You can also wake up to the realization that your spouse of several years has several projects running or assets that you are unaware of. What would run through your mind? Would you shrug it off and continue with life as if all is okay?
You visit your in-laws or acquaintances, and your personal matters (known only to your spouse and yourself), crop up in a conversation. At first you pardon. But then you realize that they know more about your affairs than they really should. Upon further interrogation, you realize all that information is coming from your beloved spouse. That is betrayal.
Tell-tale signs that your marriage is in its last throes
Your marriage can be salvaged
Your marriage can be salvaged. I was able to salvage mine before it was too late through a very good friend of mine. Her words of wisdom worked like charm. Try any of the following. It may save your marriage. It my restore it back to normalcy.

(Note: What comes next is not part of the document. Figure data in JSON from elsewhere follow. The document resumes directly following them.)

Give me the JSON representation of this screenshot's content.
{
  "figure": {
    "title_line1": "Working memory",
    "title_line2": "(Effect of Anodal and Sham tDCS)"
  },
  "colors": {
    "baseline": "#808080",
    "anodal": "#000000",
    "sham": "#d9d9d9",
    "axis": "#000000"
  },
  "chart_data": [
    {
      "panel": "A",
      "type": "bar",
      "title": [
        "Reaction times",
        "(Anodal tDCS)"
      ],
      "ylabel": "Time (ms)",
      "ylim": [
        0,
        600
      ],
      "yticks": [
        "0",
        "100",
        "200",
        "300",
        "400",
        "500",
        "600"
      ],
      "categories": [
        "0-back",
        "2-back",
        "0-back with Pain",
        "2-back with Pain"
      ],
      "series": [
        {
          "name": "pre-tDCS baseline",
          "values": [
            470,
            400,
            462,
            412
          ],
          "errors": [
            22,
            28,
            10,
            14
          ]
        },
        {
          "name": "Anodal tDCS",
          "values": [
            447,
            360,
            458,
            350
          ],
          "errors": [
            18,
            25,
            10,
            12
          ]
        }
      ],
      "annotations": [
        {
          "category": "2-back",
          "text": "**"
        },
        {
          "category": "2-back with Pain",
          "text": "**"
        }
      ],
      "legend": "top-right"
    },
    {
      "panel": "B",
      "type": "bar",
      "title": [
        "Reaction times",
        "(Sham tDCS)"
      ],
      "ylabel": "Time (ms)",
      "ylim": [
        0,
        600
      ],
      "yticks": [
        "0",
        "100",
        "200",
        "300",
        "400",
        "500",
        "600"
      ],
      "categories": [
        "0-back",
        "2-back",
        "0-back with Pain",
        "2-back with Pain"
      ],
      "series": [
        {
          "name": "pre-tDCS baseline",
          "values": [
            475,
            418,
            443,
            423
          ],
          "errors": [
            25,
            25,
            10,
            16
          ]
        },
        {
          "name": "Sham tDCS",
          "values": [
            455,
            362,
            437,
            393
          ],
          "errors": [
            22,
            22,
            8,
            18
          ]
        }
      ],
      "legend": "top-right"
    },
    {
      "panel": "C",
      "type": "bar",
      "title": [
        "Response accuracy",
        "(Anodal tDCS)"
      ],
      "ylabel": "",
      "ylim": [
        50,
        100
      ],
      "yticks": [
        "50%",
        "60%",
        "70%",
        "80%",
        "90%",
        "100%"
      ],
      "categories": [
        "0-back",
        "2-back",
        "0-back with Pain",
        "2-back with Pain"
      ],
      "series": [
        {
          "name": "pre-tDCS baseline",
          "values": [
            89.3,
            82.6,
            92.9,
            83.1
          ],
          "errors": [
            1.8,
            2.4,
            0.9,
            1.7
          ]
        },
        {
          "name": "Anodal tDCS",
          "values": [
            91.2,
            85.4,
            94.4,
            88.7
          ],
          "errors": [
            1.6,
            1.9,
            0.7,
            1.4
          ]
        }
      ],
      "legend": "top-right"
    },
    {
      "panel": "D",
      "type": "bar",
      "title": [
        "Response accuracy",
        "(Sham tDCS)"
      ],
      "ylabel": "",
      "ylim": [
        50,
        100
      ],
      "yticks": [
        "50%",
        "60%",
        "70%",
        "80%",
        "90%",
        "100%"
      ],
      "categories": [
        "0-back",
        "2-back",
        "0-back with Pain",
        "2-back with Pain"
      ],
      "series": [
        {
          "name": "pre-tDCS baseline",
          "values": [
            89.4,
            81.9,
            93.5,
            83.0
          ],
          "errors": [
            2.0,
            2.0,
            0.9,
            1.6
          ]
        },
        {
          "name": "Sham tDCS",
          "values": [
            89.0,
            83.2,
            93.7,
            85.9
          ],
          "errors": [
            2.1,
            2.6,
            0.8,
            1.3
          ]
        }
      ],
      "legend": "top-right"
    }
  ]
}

1. Forgiveness. You need to say sorry (and mean it). This should be done more often whether you feel like it or not. Similarly, accept apologies when they are offered.
2. Communication. This is key to the survival of any marriage. With open channels of communication, you will be on the same page with your partner since it becomes easy to convey any news you receive and to resolve any arising issues.
3. Prayers. The cornerstone of any successful marriage is prayers. Pray unceasingly.
4.Humility. Humility here should not be mistaken for a door mat. Be humble in the way you relate to one another and love will exude from therein.
5. Wisdom. With wisdom, you will know when to talk and when to be quiet; when to vent and when to hold back; when to be firm and when to reach a compromise. With wisdom, you will understand how to navigate this murky marital waters.
When to let go
Marriages are different and unique. You may be a good person but your spouse may be totally opposite. Rather than die physically or from depression, you may need to make that hard decision of walking away. Quite sadly, your marriage may be beyond salvage after all.
Here's how to tell when you need to let go:
- Persistent fights without resolving underlying issues
- Constant threats of killing or suicide
- Open affairs with no guilt
- Wasting of finances
- Bitterness,sadness, resentment and ill will that refuse to go away.
I saw this on social media recently:
blind husband +deaf wife = happy marriage
At times it pays to play deaf, blind and dumb just to avoid unnecessary issues cropping up in your relationship.
Always use wise judgement in any decision you make in marriage.
This content is accurate and true to the best of the author’s knowledge and is not meant to substitute for formal and individualized advice from a qualified professional.